Erst seit diesem Zeitpunkt wollten manche Aktivisten den pazifistischen Kurs nicht mehr mittragen. Die Studenten propagierten den Übergang vom passiven zum aktiven Widerstand. Die UCK begann 1996 mit Terroranschlägen auf Kollaborateure. Rugova entglitten die Zügel.

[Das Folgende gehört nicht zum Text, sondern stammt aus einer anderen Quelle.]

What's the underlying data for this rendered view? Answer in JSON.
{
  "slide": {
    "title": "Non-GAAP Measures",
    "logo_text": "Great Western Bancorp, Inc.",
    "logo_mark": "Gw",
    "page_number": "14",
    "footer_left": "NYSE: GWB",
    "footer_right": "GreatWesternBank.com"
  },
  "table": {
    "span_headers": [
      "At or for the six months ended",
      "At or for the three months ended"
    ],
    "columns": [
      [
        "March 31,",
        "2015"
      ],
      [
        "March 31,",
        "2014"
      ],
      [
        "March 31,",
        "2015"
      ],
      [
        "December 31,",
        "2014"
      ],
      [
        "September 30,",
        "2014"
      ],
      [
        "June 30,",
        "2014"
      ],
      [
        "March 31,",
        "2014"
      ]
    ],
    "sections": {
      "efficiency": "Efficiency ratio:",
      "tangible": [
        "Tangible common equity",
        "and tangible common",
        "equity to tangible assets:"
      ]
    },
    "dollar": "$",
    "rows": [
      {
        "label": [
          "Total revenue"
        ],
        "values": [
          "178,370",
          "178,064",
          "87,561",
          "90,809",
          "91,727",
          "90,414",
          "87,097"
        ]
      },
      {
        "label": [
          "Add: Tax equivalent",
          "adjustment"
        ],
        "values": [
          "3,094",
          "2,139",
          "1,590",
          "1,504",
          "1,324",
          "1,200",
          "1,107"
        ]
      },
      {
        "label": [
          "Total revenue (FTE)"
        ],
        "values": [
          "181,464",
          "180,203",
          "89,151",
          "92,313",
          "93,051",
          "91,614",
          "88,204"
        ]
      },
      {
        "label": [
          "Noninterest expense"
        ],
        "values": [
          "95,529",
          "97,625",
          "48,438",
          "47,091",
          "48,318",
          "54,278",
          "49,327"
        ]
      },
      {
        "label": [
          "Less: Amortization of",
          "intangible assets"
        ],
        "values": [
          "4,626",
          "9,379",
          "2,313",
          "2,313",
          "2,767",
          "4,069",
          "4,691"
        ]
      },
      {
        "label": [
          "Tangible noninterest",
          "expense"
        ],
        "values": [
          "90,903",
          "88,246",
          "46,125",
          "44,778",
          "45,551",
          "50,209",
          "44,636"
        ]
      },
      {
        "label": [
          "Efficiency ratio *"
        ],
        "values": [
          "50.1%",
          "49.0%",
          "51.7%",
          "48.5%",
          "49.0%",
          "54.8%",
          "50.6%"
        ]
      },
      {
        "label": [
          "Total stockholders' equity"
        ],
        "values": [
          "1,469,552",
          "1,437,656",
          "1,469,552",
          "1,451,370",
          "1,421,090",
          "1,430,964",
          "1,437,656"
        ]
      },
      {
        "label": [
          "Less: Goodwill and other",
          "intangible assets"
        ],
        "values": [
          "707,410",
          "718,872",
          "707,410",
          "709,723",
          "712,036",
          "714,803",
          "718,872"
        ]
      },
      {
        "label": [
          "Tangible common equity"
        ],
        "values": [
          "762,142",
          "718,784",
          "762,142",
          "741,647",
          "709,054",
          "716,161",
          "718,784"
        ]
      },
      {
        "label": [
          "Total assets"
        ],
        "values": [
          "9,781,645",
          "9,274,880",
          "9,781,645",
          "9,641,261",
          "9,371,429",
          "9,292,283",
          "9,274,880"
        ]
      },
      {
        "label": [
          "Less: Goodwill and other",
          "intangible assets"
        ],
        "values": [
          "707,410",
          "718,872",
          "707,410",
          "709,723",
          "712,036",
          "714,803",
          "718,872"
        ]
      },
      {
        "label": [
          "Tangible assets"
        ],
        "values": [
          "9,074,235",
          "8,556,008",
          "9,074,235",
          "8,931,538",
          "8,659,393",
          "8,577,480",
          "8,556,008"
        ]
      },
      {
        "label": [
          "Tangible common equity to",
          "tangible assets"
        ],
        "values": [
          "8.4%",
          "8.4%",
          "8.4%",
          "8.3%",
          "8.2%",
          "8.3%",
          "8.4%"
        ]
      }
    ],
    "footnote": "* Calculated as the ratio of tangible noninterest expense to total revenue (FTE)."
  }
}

Seine demokratische Grundposition wurde plötzlich kritisiert. Der sanfte Rugova sah in den Augen mancher gegenüber dem ruppigen Milošević wie ein verknitterter Bittsteller aus. Sie forderten mehr Härte und Mobilisierungskraft. Der Vorwurf, Rugova habe sich wegen der internen Konflikte in der Baracke des Schriftstellerverbandes eingeigelt, lasse Kritiker nicht mehr an sich heran und führe seine Amtsgeschäfte mit einer kleinen Clique von Beratern, ist aber nicht ganz von der Hand zu weisen. Warum besuchte Rugova nicht schon im vergangenen Februar jene Gebiete, die von den serbischen Sicherheitskräften ins Visier genommen wurden, fragten sich selbst überzeugte Anhänger. Warum war er nicht an den Gräbern der Jashari-Familie? War es wirklich klug, die UCK als serbische Provokation abzutun?

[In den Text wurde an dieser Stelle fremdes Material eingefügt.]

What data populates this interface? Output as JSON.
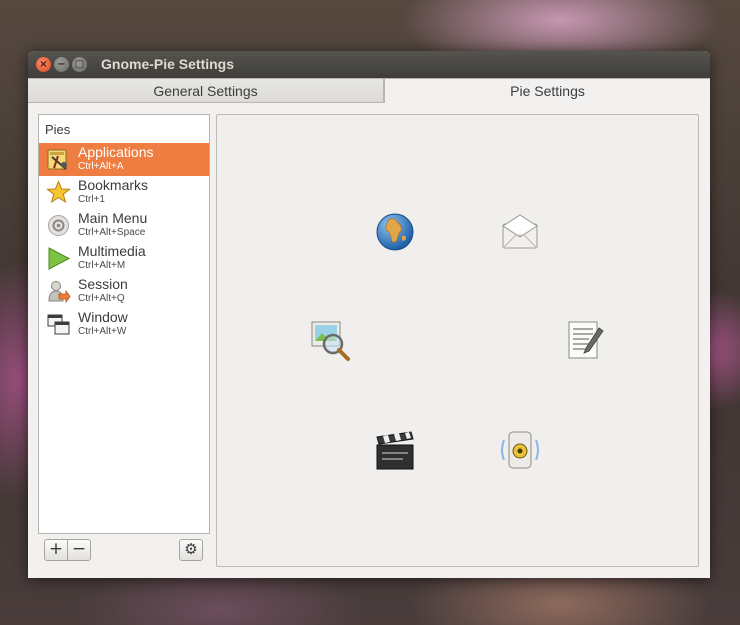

Trotz aller Irritationen, das Volk wählte ihn Ende März erneut zu ihrem Präsidenten. Es wünschte sich weiter Einheit statt Spaltung, „Rugova–UCK, Rugova–UCK“ war der Slogan auf den Demonstrationen zu diesem Zeitpunkt. Rugova hat sich durch die kriegerischen Ereignisse des Sommers nicht irritieren lassen. Nach wie vor sieht er nur eine Möglichkeit, Kosovo in die Unabhängigkeit zu führen: Er will die USA und die Europäische Union davon überzeugen, daß es zu diesem Ziel keine Alternative gibt. Er setzt weiter auf Gespräche. Die OSZE-Mission ist in seinen Augen trotz aller Unzulänglichkeiten ein erster, richtiger Schritt. Er will eine legale und diplomatisch abgesicherte Lösung. Dafür kämpft er. Die Auszeichnung stärkt Rugovas internationale Position. Im Inneren könnte die Verleihung des Menschenrechtspreises jedoch auch anders verstanden werden: Die ausländischen Mächte wünschten sich einen gestärkten Rugova, um den bewaffneten Befreiungskampf zu diskreditieren. Die ihn verachtenden Radikalen haben die Brücken zu ihm abgebrochen. An Rugovas Grundüberzeugungen ändert dies freilich nichts.